The UN Sustainable Development Goals under their sixth goals targets the availability of clean drinking water and sanitation facilities for everyone. Safe drinking water is one of the most important indicators of this goal and forms a precursor to other goals under the SDG’s such as Goal 3 which aims at good health and well-being for people as well as Goal 17 which seeks to ensure partnership for the goals.

The World Health Organization in a report in 2017, defined safe drinking-water as “water that does not represent any significant risk to health over a lifetime of consumption, including different sensitivities that may occur between life stages”. Although water covers 70 percent of the earth’s surface only 2 percent of it accounts for fresh water which can be made fit for human consumption. This has resulted in a global crisis for water which is only getting worse with compounding climate change.

India is one of the prominent countries facing an acute water crisis. With temperatures clocking as high as fifty degree Celsius in some parts of India, the water crisis has further aggravated. Chennai is one of the first cities to have registered an absolute loss of groundwater and the NITI Aayog has produced a list of 21 other Indian Cities which will run out of groundwater by the end of next year. These include major Indian cities like Delhi, Bengaluru and Hyderabad and over a 100 million people will be impacted.

There is no doubt that India’s ever-expanding population puts immense pressure on both its renewable and non-renewable energy resources. However, the Chennai water crisis could be largely attributed to the mismanagement of water resources as it was only a couple of decades ago that Chennai had surplus water due to the abundance of rivers in the state of Tamil Nadu. However, infrastructural developments primarily constructions of roads and highways undertaken on water bodies have led to their damage further impacting the overall groundwater situation in Chennai.

Although steps are being taken to mitigate what could be termed as a catastrophe in Chennai, this should serve as a warning bell for other cities and even countries which are apprehending a similar disaster. It therefore becomes extremely relevant to focus on sustainable development not just in theory but also in practice.

Water crisis is an imminent threat that could has serious repercussions not only on the present but also future generation. A developing country like India needs to adequately capitalise on its natural resources such as abundance of rainfall and the vast majority of freshwater bodies as well as the Himalayan icecaps. Groundwater must be treated like a scarce commodity and alternatives to ground water should be used for irrigation instead of pumping out what could be used for drinking instead of watering the crops.
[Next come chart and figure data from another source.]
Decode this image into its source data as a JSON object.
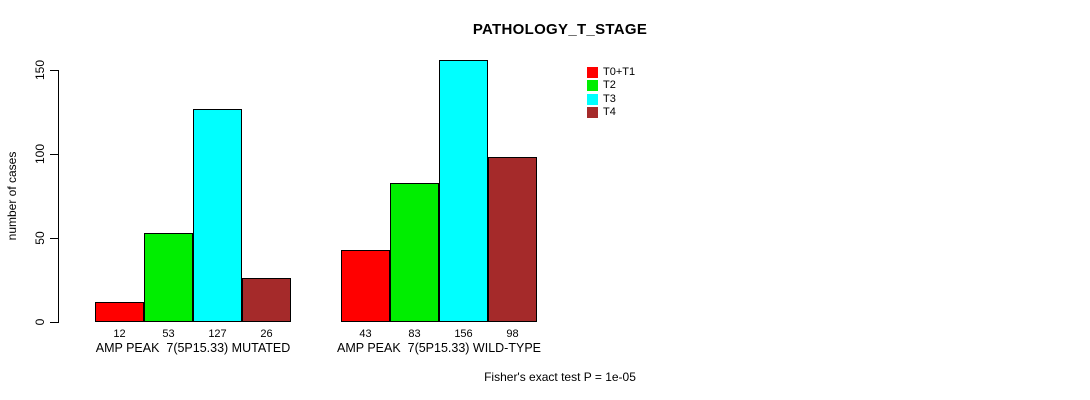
{
  "chart_data": {
    "type": "bar",
    "title": "PATHOLOGY_T_STAGE",
    "ylabel": "number of cases",
    "ylim": [
      0,
      150
    ],
    "yticks": [
      0,
      50,
      100,
      150
    ],
    "grid": false,
    "legend_position": "top-right",
    "categories": [
      "AMP PEAK  7(5P15.33) MUTATED",
      "AMP PEAK  7(5P15.33) WILD-TYPE"
    ],
    "series": [
      {
        "name": "T0+T1",
        "color": "#FF0000",
        "values": [
          12,
          43
        ]
      },
      {
        "name": "T2",
        "color": "#00EE00",
        "values": [
          53,
          83
        ]
      },
      {
        "name": "T3",
        "color": "#00FFFF",
        "values": [
          127,
          156
        ]
      },
      {
        "name": "T4",
        "color": "#A52A2A",
        "values": [
          26,
          98
        ]
      }
    ],
    "bar_value_labels": [
      [
        12,
        53,
        127,
        26
      ],
      [
        43,
        83,
        156,
        98
      ]
    ],
    "footnote": "Fisher's exact test P = 1e-05",
    "axis_color": "#000000",
    "bar_border_color": "#000000"
  }
}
Adequate infrastructure needs to be established for rainwater harvesting to be carried out on a larger scale.

The bigger picture that India needs to bear in mind is to ensure compliance with the sustainable development goals which it has failed at if we look at the current situation. However, considering the Chennai water crisis as a wake-up call, future crisis in other Indian cities can be avoided by taking right corrective measures.